Tu as parlé de l’Angleterre où tu as passé tes jeunes années. C’était comment ? C’est là que tu as commencé la musique ?
J’étais très jeune. Mes parents tenaient une église à Londres -mon père est pasteur et ma mère l’aidait avec le culte. J’ai grandi dans une église, dans mes premiers souvenirs je suis assis devant l’autel, à écouter les prières de ma mère. Ma mère et moi avions l’habitude de chanter à l’Église. Et du coup j’ai toujours cru que tout le monde savait chanter, je ne me rendais pas compte que c’était un don spécial ou que j’étais particulièrement douée pour ça. Mais plus tard, alors que j’étais au lycée, j’ai passé une audition pour une comédie musicale, et tout le monde semblait choqué et surpris que je sache aussi bien chanter ! Ensuite, j’ai commencé la guitare. J’ai toujours voulu être une poétesse mais je ne m’étais jamais pensé comme une musicienne, jusqu’à cette expérience au lycée. Donc j’ai commencé à faire des covers de rap à la guitare, j’ai commencé à faire ma propre musique sue GarageBand, en créant des boucles avec ma voix et en chantant par-dessus. À partir de là, et de ma rencontre avec Father d’Awful Records, ça a pris de manière très organique, je n’avais vraiment rien planifié mais tout s’est connecté très vite.

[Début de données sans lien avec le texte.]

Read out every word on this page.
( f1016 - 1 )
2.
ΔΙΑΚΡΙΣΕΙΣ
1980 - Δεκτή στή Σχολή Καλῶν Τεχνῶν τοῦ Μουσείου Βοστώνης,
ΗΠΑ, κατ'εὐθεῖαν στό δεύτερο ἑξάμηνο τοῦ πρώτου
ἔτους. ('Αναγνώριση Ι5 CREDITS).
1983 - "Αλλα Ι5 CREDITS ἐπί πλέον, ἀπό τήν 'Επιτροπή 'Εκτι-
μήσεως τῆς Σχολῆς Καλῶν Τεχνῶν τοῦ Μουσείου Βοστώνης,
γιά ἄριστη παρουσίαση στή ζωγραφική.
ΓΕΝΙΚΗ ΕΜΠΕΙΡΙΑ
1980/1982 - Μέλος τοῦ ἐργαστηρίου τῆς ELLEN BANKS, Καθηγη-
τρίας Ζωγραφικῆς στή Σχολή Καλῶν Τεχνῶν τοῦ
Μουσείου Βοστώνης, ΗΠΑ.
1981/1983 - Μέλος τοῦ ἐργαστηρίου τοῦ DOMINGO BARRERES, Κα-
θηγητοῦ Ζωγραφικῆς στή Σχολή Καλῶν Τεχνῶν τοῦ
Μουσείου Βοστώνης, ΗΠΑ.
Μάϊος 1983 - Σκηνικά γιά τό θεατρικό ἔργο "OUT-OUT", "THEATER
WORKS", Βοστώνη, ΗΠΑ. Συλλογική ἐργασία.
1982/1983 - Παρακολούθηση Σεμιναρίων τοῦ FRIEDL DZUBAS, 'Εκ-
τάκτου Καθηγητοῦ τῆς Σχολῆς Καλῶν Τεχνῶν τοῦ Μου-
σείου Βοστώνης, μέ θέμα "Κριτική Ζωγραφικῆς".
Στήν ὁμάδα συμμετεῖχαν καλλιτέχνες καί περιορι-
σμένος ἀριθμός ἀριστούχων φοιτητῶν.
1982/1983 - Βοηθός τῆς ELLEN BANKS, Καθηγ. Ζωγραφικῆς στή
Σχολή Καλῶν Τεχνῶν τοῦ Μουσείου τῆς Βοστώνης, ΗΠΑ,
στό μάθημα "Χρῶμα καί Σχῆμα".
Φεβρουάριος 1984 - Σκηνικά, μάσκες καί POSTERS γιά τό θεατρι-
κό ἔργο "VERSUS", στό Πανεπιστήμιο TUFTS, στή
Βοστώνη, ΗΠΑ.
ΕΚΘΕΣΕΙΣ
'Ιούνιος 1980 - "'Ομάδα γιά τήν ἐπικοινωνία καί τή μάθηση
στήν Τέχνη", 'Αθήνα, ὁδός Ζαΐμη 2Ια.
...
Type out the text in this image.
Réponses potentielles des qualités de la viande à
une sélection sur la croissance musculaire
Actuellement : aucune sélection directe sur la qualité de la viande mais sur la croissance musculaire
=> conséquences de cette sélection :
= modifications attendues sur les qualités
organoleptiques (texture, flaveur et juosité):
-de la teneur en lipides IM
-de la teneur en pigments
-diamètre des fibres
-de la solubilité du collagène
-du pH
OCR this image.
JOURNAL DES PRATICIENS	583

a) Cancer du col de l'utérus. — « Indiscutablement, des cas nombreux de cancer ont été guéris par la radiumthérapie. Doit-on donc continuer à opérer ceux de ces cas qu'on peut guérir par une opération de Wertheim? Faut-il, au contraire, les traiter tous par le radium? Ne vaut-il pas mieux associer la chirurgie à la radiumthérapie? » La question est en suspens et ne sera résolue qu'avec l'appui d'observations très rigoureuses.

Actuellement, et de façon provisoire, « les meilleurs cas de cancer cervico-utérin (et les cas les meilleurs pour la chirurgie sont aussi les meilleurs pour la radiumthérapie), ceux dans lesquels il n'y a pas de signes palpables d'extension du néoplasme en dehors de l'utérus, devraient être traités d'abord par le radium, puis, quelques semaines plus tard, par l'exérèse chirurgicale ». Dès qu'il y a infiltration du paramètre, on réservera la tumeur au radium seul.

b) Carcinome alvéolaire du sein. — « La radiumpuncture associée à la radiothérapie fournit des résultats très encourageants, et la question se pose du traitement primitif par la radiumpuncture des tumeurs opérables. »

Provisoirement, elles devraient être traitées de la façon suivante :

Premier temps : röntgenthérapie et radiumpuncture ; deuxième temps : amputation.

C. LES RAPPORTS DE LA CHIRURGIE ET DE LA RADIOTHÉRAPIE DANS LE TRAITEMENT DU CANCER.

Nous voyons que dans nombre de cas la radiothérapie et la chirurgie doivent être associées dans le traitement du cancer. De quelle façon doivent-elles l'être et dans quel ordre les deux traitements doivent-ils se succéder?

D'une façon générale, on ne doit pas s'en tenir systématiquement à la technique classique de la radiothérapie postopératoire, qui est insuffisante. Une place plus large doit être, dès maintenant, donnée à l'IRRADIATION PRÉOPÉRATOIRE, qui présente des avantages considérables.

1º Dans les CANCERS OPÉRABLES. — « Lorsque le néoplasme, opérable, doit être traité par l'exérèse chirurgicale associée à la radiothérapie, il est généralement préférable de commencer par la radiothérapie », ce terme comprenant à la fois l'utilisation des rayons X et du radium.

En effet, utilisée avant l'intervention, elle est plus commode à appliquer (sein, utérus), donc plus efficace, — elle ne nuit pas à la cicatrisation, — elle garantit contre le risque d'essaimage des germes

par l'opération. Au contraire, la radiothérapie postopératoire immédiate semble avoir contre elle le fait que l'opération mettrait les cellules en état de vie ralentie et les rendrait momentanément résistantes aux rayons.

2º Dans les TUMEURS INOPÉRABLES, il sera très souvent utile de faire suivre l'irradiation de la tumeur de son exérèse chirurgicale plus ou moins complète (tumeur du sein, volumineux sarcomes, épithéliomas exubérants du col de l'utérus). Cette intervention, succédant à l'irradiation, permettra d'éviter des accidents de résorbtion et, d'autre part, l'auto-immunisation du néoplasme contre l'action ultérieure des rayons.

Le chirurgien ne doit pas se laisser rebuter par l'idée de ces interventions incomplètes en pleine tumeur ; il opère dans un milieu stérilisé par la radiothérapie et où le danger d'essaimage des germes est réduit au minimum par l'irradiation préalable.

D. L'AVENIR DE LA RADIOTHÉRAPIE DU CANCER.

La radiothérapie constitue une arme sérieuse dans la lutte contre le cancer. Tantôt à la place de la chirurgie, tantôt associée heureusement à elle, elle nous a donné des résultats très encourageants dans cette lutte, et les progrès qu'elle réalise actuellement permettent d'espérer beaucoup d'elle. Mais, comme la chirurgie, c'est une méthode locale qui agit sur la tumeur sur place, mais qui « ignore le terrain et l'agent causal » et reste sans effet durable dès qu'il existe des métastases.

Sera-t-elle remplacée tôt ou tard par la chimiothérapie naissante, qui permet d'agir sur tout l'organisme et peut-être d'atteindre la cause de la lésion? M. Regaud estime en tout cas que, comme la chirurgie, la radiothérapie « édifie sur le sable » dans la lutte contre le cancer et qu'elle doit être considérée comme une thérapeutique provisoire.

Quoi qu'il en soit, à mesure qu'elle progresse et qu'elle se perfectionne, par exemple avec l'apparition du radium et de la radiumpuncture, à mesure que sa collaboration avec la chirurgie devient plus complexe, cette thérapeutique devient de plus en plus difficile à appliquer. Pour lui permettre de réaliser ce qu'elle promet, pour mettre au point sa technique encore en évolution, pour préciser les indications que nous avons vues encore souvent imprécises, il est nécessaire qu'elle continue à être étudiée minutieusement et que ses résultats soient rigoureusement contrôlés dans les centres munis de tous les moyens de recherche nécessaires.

Est-ce que cette éducation religieuse se retrouve aujourd’hui dans ta musique ?
Oui bien sûr, mon éducation a eu un énorme impact sur qui je suis en tant que personne, et sur ma musique. Beaucoup de mes références viennent de la Bible, qui est un ouvrage très poétique, avec de très belles idées. Adolescente, je me suis rebellée, j’ai commencé à m’ouvrir à l’hindouisme, au bouddhisme… Ce qui ne me plaisait pas dans le christianisme, c’est son manque d’universalité. Vous devez être né chrétien, alors que certaines personnes sont nées dans des pays où ils n’ont jamais entendu ce message. Or la religion doit toujours cherché le plus grand dénominateur commun entre les gens. Je crois aussi que c’est plutôt la vérité contre le mensonge, que le bien contre le mal. Donc cela m’a influencé dans le sens où je suis quelqu’un d’assez réfléchi, je crois au pouvoir des prières et de la foi. Aux États-Unis, souvent les enfants de pasteurs se rebellent contre l’Eglise, mais moi je pense que ça m’a donné une vision plus large de la vie. J’apprécie la dualité de chaque chose. Et les chorales, les chants classiques sont définitivement une influence dans ma musique.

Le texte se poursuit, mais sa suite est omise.